Our supervisors wanted us to consider evacuating; there were signs that there could be unrest as a result of many losing their ability to work. With borders closing, the window to leave was getting smaller. We wrestled and prayed, sought counsel from expats, neighbors, and supervisors, and we decided we would stay. But a few days later, Mennonite Central Committee workers who lived in our country counseled us to leave while it was still peaceful, especially considering our four young children. They said that they had already evacuated everyone who could leave.

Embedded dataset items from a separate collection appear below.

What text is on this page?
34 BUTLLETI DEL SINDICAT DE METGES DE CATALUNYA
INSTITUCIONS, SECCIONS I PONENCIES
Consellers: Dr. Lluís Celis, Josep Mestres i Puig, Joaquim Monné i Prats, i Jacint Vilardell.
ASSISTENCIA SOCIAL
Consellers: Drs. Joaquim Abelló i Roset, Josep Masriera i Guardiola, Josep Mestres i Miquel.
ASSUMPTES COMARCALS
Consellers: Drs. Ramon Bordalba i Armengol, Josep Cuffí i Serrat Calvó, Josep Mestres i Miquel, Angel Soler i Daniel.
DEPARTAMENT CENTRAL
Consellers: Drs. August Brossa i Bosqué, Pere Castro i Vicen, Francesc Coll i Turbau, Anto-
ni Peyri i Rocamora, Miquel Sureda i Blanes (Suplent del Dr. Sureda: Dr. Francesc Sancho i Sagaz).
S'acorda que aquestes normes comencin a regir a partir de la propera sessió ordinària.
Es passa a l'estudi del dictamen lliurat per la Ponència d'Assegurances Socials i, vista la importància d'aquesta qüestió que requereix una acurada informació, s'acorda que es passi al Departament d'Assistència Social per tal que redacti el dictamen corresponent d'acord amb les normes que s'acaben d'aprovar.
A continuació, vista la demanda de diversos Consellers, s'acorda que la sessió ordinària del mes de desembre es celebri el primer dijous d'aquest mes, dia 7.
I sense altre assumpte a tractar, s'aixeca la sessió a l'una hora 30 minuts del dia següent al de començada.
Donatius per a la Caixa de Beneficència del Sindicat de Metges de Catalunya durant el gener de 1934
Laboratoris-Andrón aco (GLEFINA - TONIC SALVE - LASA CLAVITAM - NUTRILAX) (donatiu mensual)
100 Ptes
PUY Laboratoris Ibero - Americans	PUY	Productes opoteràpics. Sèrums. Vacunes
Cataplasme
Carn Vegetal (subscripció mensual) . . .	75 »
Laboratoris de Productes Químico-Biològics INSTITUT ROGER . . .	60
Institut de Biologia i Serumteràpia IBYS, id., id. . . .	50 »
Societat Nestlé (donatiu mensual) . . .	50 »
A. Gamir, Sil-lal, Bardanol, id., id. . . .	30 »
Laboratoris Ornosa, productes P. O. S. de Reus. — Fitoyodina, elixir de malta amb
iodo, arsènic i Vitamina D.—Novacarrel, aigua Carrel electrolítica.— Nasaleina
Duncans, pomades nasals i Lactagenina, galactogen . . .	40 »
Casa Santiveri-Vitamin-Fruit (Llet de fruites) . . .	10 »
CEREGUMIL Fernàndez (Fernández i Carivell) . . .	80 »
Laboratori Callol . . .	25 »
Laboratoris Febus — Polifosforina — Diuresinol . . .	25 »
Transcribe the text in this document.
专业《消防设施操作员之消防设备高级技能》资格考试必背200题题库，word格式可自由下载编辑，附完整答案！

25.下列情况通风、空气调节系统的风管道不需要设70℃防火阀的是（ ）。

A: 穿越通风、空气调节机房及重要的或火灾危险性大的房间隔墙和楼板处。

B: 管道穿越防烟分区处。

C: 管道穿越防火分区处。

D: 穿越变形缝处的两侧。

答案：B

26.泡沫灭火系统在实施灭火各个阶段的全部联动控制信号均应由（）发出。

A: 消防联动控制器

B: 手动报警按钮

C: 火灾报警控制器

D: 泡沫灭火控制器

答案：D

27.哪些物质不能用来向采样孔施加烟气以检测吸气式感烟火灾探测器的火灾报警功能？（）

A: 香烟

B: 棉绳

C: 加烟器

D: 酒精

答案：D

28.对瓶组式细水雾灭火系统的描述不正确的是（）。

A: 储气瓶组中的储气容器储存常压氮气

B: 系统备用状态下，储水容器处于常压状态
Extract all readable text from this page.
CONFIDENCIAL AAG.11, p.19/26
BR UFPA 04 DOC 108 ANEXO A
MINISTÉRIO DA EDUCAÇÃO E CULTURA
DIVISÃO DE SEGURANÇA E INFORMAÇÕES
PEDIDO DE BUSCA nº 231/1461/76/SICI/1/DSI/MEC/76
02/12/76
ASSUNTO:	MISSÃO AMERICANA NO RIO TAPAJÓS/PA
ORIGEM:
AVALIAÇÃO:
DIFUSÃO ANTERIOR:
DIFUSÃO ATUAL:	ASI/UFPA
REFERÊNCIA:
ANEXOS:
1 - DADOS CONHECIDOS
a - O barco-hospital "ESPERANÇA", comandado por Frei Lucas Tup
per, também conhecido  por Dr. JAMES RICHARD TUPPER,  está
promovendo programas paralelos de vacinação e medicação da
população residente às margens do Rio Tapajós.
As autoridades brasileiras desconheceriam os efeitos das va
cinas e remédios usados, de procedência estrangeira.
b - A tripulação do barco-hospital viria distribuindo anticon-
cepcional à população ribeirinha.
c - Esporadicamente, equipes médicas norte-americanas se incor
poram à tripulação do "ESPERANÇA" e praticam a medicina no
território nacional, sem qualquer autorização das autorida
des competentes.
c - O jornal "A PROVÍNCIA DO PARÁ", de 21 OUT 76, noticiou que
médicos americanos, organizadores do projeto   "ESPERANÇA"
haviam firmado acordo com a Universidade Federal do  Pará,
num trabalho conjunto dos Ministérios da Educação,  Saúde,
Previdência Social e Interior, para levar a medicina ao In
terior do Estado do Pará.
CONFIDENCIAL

We were still torn between wanting to stay to be a light and blessing to our community in their time of need but also thinking about the safety of our family. We finally came to an agreement that we would go to another area in the country where it is less crowded, there’s less racial tension, and where the U.S. consulate is staying open. We started packing to leave the next week, but we received news that regional borders might be closing as well. Our supervisors said, “Leave tomorrow!” We moved quickly and we’ve now been here for a little over a week. We chose to stay here so we would be able to return quickly to our home when it is clear how the situation will play out. We felt heavy leaving our neighbors but our village friends are still helping us prepare care packages and distribute them to those in our village who have need. We continue to stay in touch over the phone and let them know that we are praying for their health and safety often. There are still moments during the day when we second guess our decision to leave but we rest in God’s plan and try to be obedient in the next step. mm
*Names changed due to sensitivity concerns.